Screw Goop—spend your new age mad money at Stephen Colbert's conclave for rich suckers
Stephen Colbert continues to out-Goop Gwyneth Paltrow
Returning from last week’s vacation, Stephen Colbert dove right back into the deep end of the late-night, current events infotainment programming with three full segments with Democratic Congressman and guy assuring the nation that the Democrats actually have a plan, Adam Schiff. To that latter point, Schiff told Colbert that the Select Committee on the January 6 Attack (of which Schiff is a member) is definitely going to do something about Steve Bannon and other Trump administration coup accomplices defying those subpoenas, that Trump’s lawsuit to block that committee from seeing evidence of his whole overthrow-democracy thing will fail, and, essentially, that any suspicions people have that the Democratic Party is constitutionally overmatched, waffling, and unprepared to battle for the soul of America are just plain crazy talk.
But enough about a soulless grifter’s plot to play upon white America’s worst self, let’s talk about Gwyneth Paltrow. Colbert’s made merry sport of the Oscar-winning actor’s increasing focus on separating the gullible and dissatisfied wealthy from their cash in the past, with his faux lifestyle brand Covetton House mimicking the new age gibberish sales pitch of Paltrow’s not-at-all-a-cult wellness brand, Goop. Viewers may recall when Paltrow, attempting to show she could take a humor-joke, appeared alongside Colbert for a Covetton House-Goop crossover bit, but Monday’s Late Show continued the trend of mercilessly mocking Patrow’s medically suspect side hustle. As Paltrow’s upcoming, in-person wellness summit, In Goop Health (flip that “p” upside down to get the focus-grouped joke), Colbert couldn’t resist putting his own spin on luxury-priced inner peace with the Covetton House knockoff, Summit-ton House.

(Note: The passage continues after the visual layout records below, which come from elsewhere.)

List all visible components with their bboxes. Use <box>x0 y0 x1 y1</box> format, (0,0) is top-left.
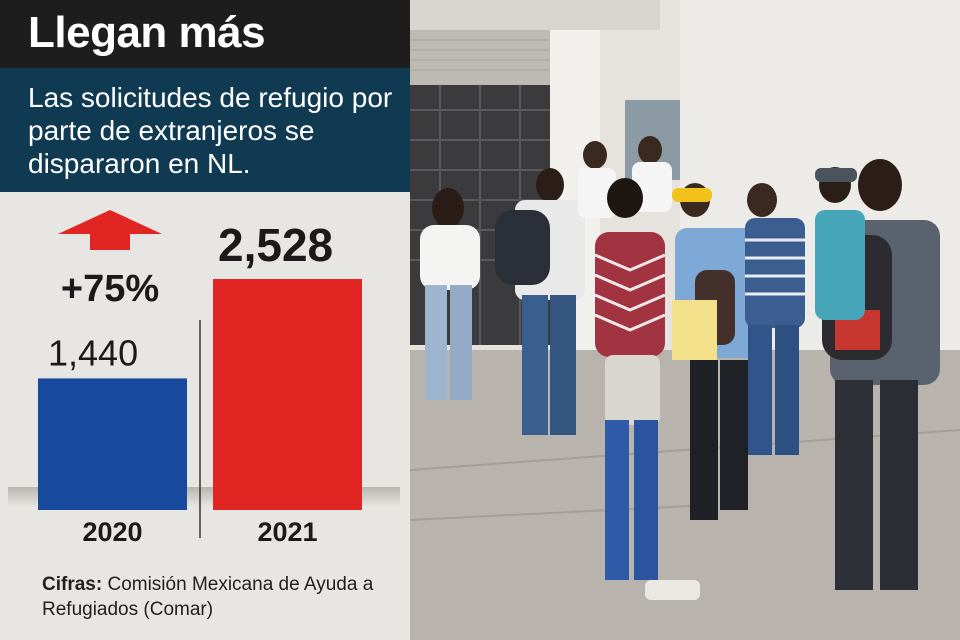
source-text: Comisión Mexicana de Ayuda a Refugiados … <box>42 574 374 620</box>
subtitle-bar: Las solicitudes de refugio por parte de … <box>0 68 410 192</box>
bar-chart: 1,440 2020 2,528 2021 +75% <box>8 210 400 547</box>
value-label-2020: 1,440 <box>48 332 138 373</box>
infographic-panel: Llegan más Las solicitudes de refugio po… <box>0 0 410 640</box>
crowd-photo <box>410 0 960 640</box>
source-note: Cifras: Comisión Mexicana de Ayuda a Ref… <box>42 572 402 622</box>
source-label: Cifras: <box>42 574 103 595</box>
bar-2021 <box>213 279 362 510</box>
photo-illustration <box>410 0 960 640</box>
page-subtitle: Las solicitudes de refugio por parte de … <box>28 82 393 179</box>
bar-2020 <box>38 378 187 510</box>
category-label-2021: 2021 <box>257 517 317 547</box>
category-label-2020: 2020 <box>82 517 142 547</box>
page-title: Llegan más <box>28 8 266 57</box>
increase-arrow-icon <box>58 210 162 250</box>
change-label: +75% <box>61 268 159 310</box>
value-label-2021: 2,528 <box>218 219 333 271</box>
title-bar: Llegan más <box>0 0 410 68</box>
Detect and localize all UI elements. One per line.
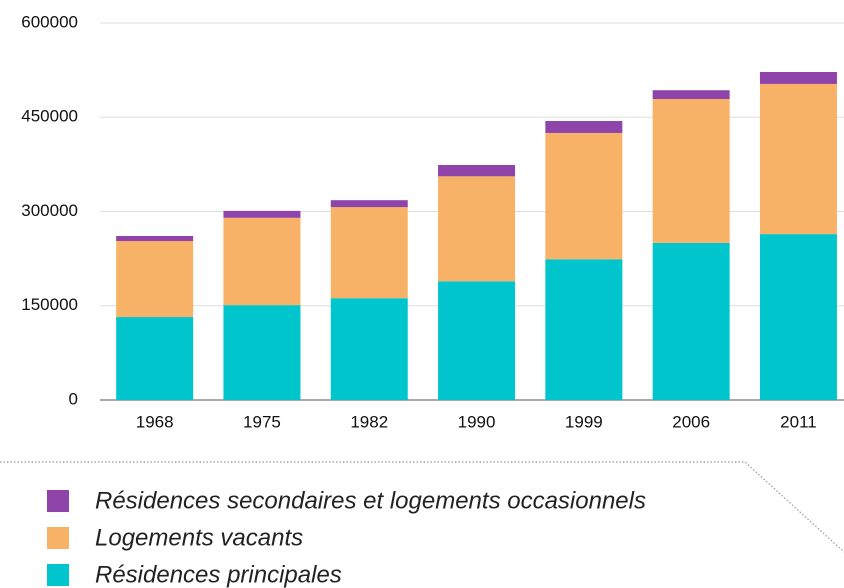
x-tick-label: 1990 [458, 412, 496, 431]
bar-segment [223, 305, 301, 400]
legend-swatch [47, 490, 69, 512]
x-tick-label: 2011 [780, 412, 817, 431]
x-tick-label: 1975 [243, 412, 281, 431]
legend-label: Résidences principales [95, 561, 342, 588]
bar-segment [759, 83, 837, 235]
bar-segment [223, 210, 301, 218]
y-tick-label: 450000 [21, 107, 78, 126]
bar-segment [330, 200, 408, 208]
bar-segment [652, 242, 730, 400]
bar-segment [116, 236, 194, 242]
bar-segment [545, 259, 623, 400]
x-tick-label: 1982 [350, 412, 388, 431]
bar-segment [545, 132, 623, 260]
bar-segment [223, 217, 301, 306]
y-tick-label: 150000 [21, 295, 78, 314]
bar-segment [545, 121, 623, 133]
bar-segment [652, 90, 730, 100]
y-tick-label: 600000 [21, 12, 78, 31]
separator [0, 461, 844, 553]
bar-segment [116, 241, 194, 318]
bar-segment [652, 99, 730, 243]
legend-label: Résidences secondaires et logements occa… [95, 487, 646, 514]
bar-segment [116, 317, 194, 400]
bar-segment [330, 298, 408, 400]
legend-swatch [47, 527, 69, 549]
legend-swatch [47, 564, 69, 586]
x-tick-label: 1968 [136, 412, 174, 431]
y-tick-label: 300000 [21, 201, 78, 220]
legend-label: Logements vacants [95, 524, 303, 551]
bar-segment [438, 165, 516, 177]
x-tick-label: 1999 [565, 412, 603, 431]
bar-segment [759, 234, 837, 400]
bar-segment [330, 207, 408, 299]
bar-segment [438, 176, 516, 282]
bar-segment [759, 72, 837, 84]
bar-segment [438, 281, 516, 400]
x-tick-label: 2006 [672, 412, 710, 431]
y-tick-label: 0 [69, 389, 78, 408]
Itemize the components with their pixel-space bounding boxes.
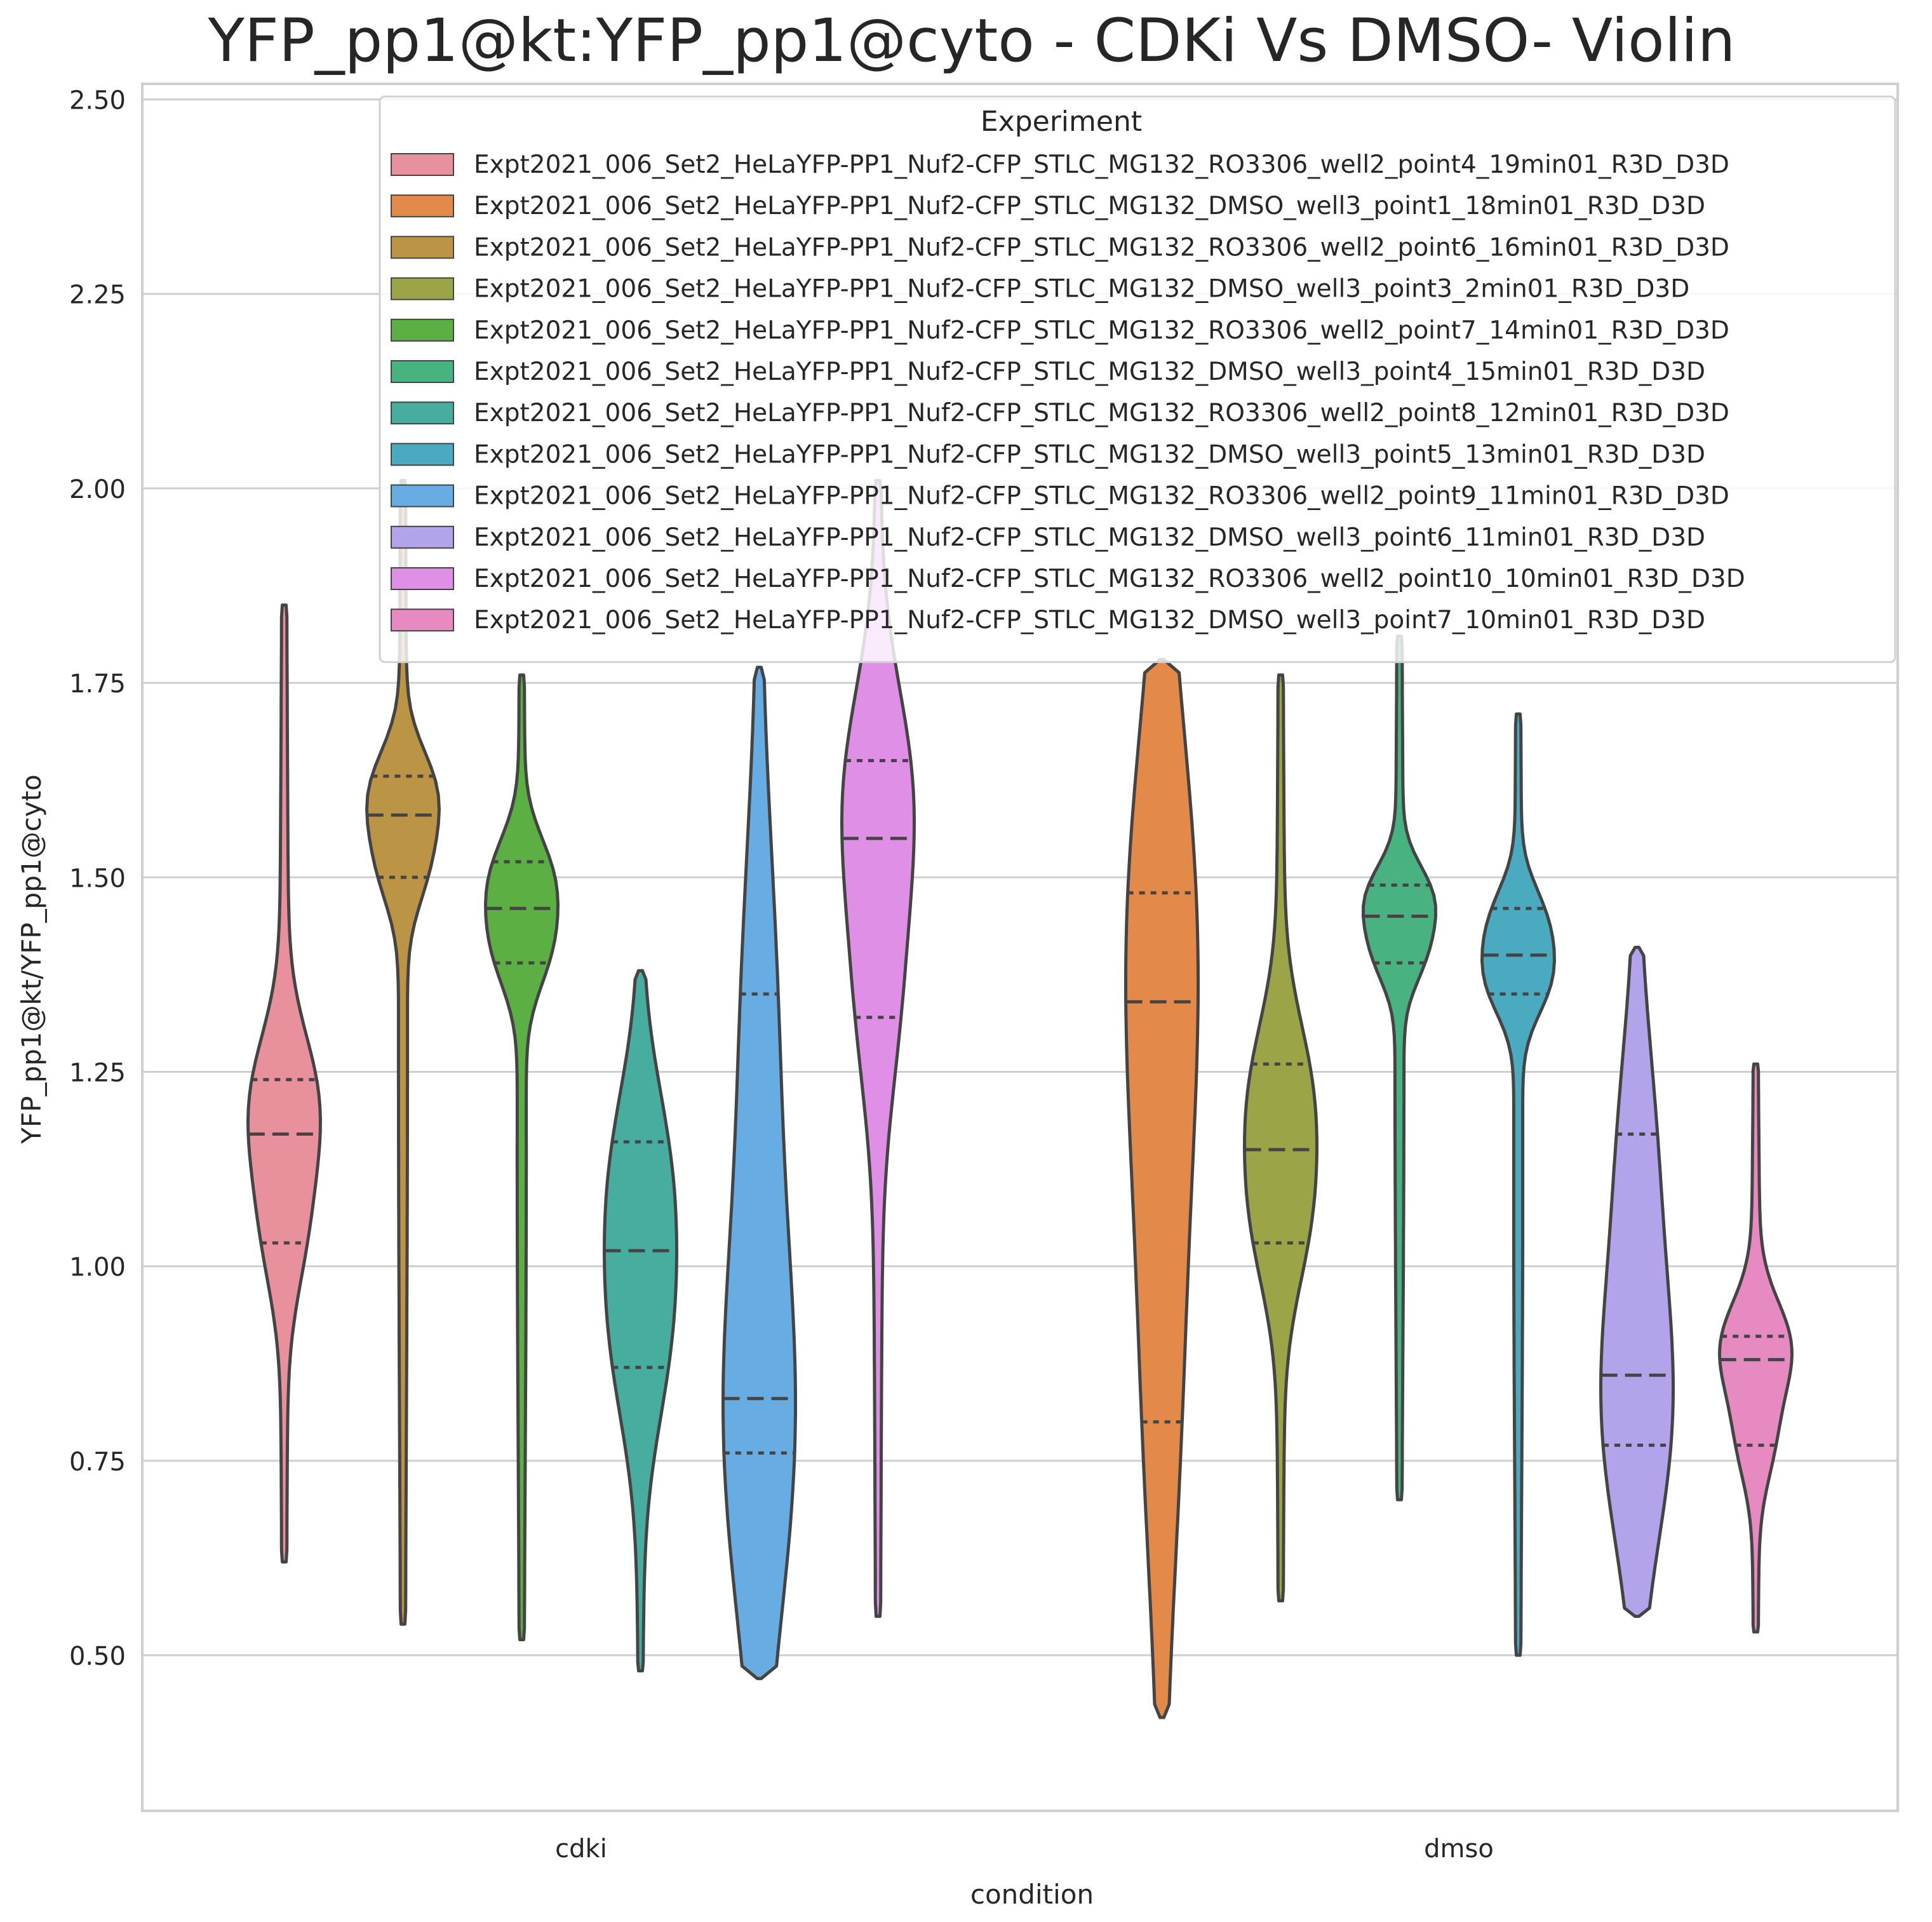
legend-entry-label: Expt2021_006_Set2_HeLaYFP-PP1_Nuf2-CFP_S… [474,606,1705,635]
y-tick-label: 2.00 [69,475,126,504]
legend-entry-label: Expt2021_006_Set2_HeLaYFP-PP1_Nuf2-CFP_S… [474,192,1705,220]
legend-swatch [391,236,454,259]
legend-swatch [391,153,454,176]
legend-swatch [391,194,454,218]
violin-body [1124,657,1200,1719]
x-tick-label: cdki [555,1834,607,1864]
legend-entry-label: Expt2021_006_Set2_HeLaYFP-PP1_Nuf2-CFP_S… [474,358,1705,386]
violin-body [603,969,678,1672]
legend: Experiment Expt2021_006_Set2_HeLaYFP-PP1_… [379,95,1896,663]
y-tick-label: 1.50 [69,864,126,893]
legend-swatch [391,443,454,466]
violin-body [1243,673,1318,1603]
y-tick-label: 1.25 [69,1058,126,1087]
x-axis-label: condition [970,1879,1094,1910]
violin-body [1599,946,1675,1618]
chart-title: YFP_pp1@kt:YFP_pp1@cyto - CDKi Vs DMSO- … [208,6,1736,76]
legend-entry-label: Expt2021_006_Set2_HeLaYFP-PP1_Nuf2-CFP_S… [474,233,1729,262]
y-tick-label: 0.50 [69,1642,126,1671]
legend-swatch [391,360,454,383]
legend-swatch [391,401,454,425]
violin-body [246,603,322,1564]
violin-body [1362,635,1437,1502]
axes: 0.50 0.75 1.00 1.25 1.50 1.75 2.00 2.25 2.50 cdki… [69,83,1899,1864]
violin-body [721,666,797,1681]
plot-frame [141,83,1899,1812]
legend-swatch [391,484,454,507]
y-axis-label: YFP_pp1@kt/YFP_pp1@cyto [16,774,47,1144]
violins [246,479,1794,1719]
legend-entry-label: Expt2021_006_Set2_HeLaYFP-PP1_Nuf2-CFP_S… [474,316,1729,345]
violin-body [1480,712,1556,1657]
y-tick-label: 1.00 [69,1253,126,1282]
y-tick-label: 2.50 [69,86,126,115]
legend-swatch [391,567,454,590]
violin-body [1718,1062,1794,1634]
legend-entry-label: Expt2021_006_Set2_HeLaYFP-PP1_Nuf2-CFP_S… [474,523,1705,552]
legend-swatch [391,525,454,549]
x-tick-label: dmso [1424,1834,1494,1864]
legend-entry-label: Expt2021_006_Set2_HeLaYFP-PP1_Nuf2-CFP_S… [474,151,1729,179]
legend-entry-label: Expt2021_006_Set2_HeLaYFP-PP1_Nuf2-CFP_S… [474,482,1729,511]
legend-entry-label: Expt2021_006_Set2_HeLaYFP-PP1_Nuf2-CFP_S… [474,275,1689,304]
legend-entry-label: Expt2021_006_Set2_HeLaYFP-PP1_Nuf2-CFP_S… [474,565,1745,593]
y-tick-label: 0.75 [69,1448,126,1477]
y-tick-label: 1.75 [69,669,126,699]
y-tick-label: 2.25 [69,281,126,310]
legend-entry-label: Expt2021_006_Set2_HeLaYFP-PP1_Nuf2-CFP_S… [474,440,1705,469]
legend-entry-label: Expt2021_006_Set2_HeLaYFP-PP1_Nuf2-CFP_S… [474,399,1729,427]
legend-swatch [391,318,454,342]
violin-body [484,673,560,1641]
legend-box [379,95,1896,663]
legend-swatch [391,608,454,632]
legend-swatch [391,277,454,300]
legend-title: Experiment [981,105,1142,138]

Now, making fun of a celebrity influencer making bank off of those who truly believe that, in this tumultuous and trying time, true peace of mind can only come through bullet journaling and smoothly expensive goods inserted in one’s orifices might be easy pickings. But, then again, when an acclaimed actor goes all-in on sketchy medical “experts” and the healing power of a really good vaginal steaming, what’s a wiseass late-night host to do? So Covetton House is one-upping everything promised by In Goop Health’s (again, not-at-all cultish) video sales pitch. Paltrow touts her gathering’s efforts toward, “moving the needle… with the intention of engaging with our dreams in new ways,” so Colbert 100 percent guarantees the life-altering effectiveness of Summit-ton House’s breakout session on “creatively cultivating creativity cultivation,” and the restorative experience of buying overpriced merch.
“These seminars redefine pushing the intention ground, and engage the needle in new dreams,” promised the suddenly ascot-sporting Colbert, going on to mock Paltrow’s paltry Goop perk of summit attendees getting to Tokyo Drift in a souped-up, corporate-synergized Porsche roadster. Experts say that nothing keeps you centered like squealing around a closed race track on wet red asphalt that, Colbert notes while showing Paltrow’s pitch video, looks like it’s soaked in “the blood of the less fortunate.” (Plus, Summit-ton House has monster trucks.) Colbert also upped the ante on Patrow’s $1,000 Goop summit entrance fee ($1,450 with the “ask Gwyneth anything” VIP add-on), promising that Summit-ton House’s eight grand ticket comes with a ten-times more expensive “tell me anything” breakout session with Colbert, as long as that anything includes your routing number and mother’s maiden name.